At this age, the injuries we typically see include stress fractures or stress reactions of the growth plate. The growth plate at the top of the arm bone or humerus is the weakest point in the arm until your child finishes growing. Identifying and treating(rest) these stress fractures is critical. If the stress fracture heals there is a very good chance that your child will return to sports within a few months. If this injury is missed it can result in chronic long term shoulder issues and pain. Any overhead athlete with shoulder pain for more than 7-10 days should have x-rays to look for a stress reaction or stress fracture.
Chronic repetitive stress injuries to the ligaments or labrum around the shoulder can lead to shoulder micro instability. This instability can be very subtle. The shoulder doesn’t need to dislocate for instability to be present. Subtle instability, which leads to subluxation of the joint, can lead to pain that is often misinterpreted by the untrained observer to be a rotator cuff strain.
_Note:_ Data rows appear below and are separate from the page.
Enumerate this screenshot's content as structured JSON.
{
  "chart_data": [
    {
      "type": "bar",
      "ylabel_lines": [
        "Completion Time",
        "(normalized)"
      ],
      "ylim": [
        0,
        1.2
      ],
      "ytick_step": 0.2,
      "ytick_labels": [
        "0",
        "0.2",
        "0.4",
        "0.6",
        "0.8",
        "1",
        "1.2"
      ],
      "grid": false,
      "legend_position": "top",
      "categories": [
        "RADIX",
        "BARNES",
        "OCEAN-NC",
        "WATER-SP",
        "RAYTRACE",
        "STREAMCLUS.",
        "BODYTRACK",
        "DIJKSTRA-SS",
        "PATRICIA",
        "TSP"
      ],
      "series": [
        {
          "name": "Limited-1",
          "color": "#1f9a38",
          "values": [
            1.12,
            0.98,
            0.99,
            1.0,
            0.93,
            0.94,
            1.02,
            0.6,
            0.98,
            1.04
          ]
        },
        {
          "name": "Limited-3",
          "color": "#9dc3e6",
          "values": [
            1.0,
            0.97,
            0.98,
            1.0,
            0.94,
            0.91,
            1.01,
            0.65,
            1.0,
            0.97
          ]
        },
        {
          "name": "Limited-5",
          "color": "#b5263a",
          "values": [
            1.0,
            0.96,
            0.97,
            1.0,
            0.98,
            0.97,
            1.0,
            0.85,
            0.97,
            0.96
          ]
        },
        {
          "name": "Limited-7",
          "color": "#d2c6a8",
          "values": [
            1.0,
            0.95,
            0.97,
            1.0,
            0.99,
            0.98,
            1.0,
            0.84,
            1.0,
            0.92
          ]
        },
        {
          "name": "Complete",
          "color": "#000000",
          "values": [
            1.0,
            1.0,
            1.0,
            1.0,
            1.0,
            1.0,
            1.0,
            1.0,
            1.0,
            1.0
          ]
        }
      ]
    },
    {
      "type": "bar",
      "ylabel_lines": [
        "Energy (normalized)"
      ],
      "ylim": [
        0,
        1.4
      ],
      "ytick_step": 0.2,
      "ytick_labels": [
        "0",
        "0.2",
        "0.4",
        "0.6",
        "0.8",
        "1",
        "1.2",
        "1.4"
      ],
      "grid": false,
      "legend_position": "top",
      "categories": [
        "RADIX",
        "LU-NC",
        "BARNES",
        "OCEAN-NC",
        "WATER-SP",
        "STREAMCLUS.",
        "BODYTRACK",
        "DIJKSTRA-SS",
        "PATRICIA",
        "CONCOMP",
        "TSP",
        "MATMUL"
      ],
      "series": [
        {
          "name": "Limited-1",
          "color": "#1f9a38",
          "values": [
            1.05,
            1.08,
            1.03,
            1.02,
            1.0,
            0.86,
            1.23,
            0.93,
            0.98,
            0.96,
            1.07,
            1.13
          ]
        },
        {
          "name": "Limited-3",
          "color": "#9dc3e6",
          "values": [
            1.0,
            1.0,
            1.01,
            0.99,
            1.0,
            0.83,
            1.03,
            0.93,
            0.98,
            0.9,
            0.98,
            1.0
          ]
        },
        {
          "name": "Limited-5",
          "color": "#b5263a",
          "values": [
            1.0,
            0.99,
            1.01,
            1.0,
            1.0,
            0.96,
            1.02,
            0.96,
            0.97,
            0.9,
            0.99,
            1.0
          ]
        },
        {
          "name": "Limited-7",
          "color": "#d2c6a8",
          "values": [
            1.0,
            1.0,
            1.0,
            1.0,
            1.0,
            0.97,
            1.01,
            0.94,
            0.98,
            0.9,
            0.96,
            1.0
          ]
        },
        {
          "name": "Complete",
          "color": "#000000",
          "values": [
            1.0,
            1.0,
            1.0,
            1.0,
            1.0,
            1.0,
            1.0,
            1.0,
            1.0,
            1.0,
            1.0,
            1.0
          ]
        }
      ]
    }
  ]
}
Gross instability, where the shoulder dislocates, is usually associated with a significant traumatic event or a unique form of instability known as multi-directinal instability, where all the ligaments around the shoulder are loose. Most chronic repetitive stress related episodes of instability are not associated with labral tears. The ligaments have simply stretched out. These athletes with shoulder pain due to subtle instability may also respond to physical therapy and then a guided throwing program. Surgery to repair a labral tear or to tighten the ligaments in the shoulder may be necessary if the athlete does not respond to physical therapy.
As you observe your junior athletes … if they appear to be suffering every time they use their shoulder, it may be time to visit an orthopedist. Many children will recover uneventfully from many overuse shoulder injuries, IF the injured athlete is examined and treated by an appropriately trained professional within a reasonable period of time.